Following the similar logic, on the same page in newspapers you can find a statement from a starlet hungry for fame as well as an attempt by a contemporary artist to provoke a public interest with his/her act. Due to supersaturation with vulgar nudity the public becomes completely immune to the abuse of the body, and on the other hand the use of a naked body in artistic practice is regarded as an excess. And while the attention in both cases is given to the protagonist, the one who is exposed, all the ones who are indirectly, but in no less painful way concerned, are forgotten: parents, boyfriend, girlfriend, friends, family. Within this project Maja Rožman truly exposes herself in a performance that takes place at the opening of the exhibition, but it is only a trigger for deeper and more complex exposing of herself and persons close to her who, in a conversation recorded in a video, are faced with the consequences and connotations of exposing the artist’s naked body.

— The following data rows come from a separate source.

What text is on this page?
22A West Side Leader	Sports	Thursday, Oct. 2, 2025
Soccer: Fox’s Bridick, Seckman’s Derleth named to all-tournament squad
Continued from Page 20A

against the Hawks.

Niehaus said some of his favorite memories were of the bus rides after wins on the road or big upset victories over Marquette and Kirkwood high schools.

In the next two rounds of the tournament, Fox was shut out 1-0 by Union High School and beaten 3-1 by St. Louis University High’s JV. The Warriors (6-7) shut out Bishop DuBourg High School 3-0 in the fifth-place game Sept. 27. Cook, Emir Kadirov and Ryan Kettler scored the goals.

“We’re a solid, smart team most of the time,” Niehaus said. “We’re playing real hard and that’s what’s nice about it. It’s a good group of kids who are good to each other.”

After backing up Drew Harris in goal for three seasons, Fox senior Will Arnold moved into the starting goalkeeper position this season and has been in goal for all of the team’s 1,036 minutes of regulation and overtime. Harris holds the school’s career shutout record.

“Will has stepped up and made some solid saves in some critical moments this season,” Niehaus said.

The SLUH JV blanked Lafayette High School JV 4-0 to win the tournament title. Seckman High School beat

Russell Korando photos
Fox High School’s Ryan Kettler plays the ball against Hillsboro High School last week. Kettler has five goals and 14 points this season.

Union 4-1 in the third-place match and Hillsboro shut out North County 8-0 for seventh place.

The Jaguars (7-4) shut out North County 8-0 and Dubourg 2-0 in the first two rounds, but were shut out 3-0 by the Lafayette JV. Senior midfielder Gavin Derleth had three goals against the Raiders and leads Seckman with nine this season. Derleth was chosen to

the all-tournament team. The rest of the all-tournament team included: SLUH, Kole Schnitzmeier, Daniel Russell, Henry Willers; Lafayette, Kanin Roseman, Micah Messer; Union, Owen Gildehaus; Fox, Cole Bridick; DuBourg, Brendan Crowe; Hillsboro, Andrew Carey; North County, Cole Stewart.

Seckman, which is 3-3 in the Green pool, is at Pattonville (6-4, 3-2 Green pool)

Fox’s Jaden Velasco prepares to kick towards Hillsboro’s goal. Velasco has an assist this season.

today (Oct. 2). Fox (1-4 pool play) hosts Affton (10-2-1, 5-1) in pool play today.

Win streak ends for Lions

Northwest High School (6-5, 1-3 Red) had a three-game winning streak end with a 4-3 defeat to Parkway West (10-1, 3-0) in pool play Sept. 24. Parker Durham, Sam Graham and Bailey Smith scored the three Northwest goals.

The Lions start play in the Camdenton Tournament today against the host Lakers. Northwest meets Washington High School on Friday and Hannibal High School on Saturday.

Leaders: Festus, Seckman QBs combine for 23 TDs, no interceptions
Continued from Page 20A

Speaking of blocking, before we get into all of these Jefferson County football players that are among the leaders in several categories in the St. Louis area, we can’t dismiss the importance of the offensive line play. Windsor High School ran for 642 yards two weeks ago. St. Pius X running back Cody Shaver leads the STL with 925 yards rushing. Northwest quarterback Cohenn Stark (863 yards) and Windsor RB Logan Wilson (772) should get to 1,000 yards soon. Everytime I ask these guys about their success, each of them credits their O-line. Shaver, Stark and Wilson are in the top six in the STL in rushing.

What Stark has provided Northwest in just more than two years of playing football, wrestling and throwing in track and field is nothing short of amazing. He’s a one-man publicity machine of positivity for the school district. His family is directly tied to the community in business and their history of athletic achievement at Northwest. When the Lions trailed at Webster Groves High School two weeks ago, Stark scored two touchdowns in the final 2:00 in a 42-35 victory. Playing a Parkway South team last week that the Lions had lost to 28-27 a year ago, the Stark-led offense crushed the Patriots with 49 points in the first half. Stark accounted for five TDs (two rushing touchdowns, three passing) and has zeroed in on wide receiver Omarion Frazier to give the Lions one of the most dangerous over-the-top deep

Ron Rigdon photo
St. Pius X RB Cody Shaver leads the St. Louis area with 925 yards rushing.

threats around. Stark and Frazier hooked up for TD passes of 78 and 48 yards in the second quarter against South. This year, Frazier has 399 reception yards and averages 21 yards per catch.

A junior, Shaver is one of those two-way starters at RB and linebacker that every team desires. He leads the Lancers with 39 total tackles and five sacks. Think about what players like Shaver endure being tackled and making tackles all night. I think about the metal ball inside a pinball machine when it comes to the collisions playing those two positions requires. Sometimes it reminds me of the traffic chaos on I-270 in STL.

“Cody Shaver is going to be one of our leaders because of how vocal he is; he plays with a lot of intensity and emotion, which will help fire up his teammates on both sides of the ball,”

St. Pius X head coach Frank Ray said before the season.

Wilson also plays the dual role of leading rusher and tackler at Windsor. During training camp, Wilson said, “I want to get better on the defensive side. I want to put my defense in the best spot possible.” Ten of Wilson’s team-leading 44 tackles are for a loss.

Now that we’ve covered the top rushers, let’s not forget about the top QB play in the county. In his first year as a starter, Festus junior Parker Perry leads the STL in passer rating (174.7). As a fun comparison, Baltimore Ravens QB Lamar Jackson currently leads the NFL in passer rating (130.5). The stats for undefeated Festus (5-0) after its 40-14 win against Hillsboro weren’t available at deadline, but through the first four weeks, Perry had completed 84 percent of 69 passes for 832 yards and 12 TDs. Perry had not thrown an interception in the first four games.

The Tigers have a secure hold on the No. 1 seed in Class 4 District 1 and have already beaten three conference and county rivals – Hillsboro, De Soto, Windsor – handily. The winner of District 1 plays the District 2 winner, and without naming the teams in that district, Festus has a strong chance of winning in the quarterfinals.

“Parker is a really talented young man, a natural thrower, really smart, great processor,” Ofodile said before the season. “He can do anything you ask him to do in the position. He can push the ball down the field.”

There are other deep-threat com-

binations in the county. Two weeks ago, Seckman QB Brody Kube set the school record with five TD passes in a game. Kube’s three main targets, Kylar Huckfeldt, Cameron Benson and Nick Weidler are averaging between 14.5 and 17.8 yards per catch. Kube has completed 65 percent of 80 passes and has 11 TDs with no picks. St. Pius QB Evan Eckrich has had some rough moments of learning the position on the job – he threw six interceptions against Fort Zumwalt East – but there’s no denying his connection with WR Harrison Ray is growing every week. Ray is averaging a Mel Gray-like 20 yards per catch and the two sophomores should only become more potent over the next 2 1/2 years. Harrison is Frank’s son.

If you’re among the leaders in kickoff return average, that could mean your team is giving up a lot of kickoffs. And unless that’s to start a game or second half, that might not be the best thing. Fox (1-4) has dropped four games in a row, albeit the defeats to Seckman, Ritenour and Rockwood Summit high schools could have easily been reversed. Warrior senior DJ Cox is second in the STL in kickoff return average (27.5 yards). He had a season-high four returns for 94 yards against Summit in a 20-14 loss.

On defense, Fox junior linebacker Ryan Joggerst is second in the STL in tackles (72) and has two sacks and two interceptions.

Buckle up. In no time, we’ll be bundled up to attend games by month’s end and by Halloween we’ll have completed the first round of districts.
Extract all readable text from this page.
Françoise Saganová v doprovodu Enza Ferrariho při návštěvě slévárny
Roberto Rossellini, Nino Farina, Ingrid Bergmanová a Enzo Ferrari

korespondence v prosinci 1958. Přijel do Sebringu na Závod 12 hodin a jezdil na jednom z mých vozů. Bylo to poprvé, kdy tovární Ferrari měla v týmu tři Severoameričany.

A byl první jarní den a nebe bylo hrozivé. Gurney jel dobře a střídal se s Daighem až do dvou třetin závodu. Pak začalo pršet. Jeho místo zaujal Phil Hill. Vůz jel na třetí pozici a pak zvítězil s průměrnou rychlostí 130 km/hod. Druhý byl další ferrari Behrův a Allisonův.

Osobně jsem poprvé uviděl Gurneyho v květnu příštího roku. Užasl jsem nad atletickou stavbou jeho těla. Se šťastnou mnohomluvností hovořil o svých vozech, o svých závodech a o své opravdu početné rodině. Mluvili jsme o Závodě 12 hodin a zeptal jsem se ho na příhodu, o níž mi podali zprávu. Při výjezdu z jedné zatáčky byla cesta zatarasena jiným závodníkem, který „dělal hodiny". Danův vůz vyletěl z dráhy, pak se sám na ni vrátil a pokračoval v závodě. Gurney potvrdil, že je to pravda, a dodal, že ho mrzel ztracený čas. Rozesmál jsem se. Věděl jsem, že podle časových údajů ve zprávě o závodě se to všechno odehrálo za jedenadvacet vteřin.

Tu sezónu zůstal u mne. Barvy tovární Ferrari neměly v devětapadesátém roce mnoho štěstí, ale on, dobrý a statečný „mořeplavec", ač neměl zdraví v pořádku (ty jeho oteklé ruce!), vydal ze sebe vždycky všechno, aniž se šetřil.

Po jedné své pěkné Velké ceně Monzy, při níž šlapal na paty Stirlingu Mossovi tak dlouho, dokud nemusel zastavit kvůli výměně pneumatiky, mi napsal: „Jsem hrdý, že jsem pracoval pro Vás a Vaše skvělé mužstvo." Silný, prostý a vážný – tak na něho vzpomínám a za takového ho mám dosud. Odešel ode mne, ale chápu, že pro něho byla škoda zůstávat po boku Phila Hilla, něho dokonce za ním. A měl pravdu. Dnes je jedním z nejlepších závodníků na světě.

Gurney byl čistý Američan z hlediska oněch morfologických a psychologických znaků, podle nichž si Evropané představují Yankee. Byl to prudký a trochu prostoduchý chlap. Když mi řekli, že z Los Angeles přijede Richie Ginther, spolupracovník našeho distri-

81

While writing about the previous project of Projekt6 Ivana Meštrov noticed how Martina Miholić, often present in her own work, frequently subjects to tactics of exposure. After she exposed her character to reactions (Dogma Project) as well as her personality (work Tagbax/Ponos within the project Stereotipi i predrasude), Martina exposes her sketches to public reactions. Nothing new, artists do that, don’t they? Yes they do, but the established logic and exhibition-making practice mainly emphasize the interpretations of the work in prefaces and critical reviews. In the work Katalog Martina makes an inversion by exposing the book in which she collected reactions and interpretations from art historians, fellow colleagues, her students, friends and acquaintances who do not necessarily understand art (art is artificial anyway!). Encounter with the works themselves is postponed until the visit to her website or Martina’s upcoming exhibition. With the inversion of the expected sequence of communication “artist – work – interpreter”, Marta examines its complexity and ambiguity. Actually, I still have not seen Marta’s sketches. But I find the pleasure in the fact that I experience them for the first time through other people’s views – they increase my curiosity, expand the experience that is yet to come. A curator who has not seen the works – well, that’s something new, some might say. I reply: “Blessed are hose who believe without seeing.”

I do not intend to ironize or be blasphemous. I just want to say how Maja, Tea, Martina, Karla, Zdravko and Igor demonstrated in their deliberations how “a step closer” is really uncertain, unpredictable, at the same time hard and easy. Good thing it lasts a lifetime so we have time to learn something.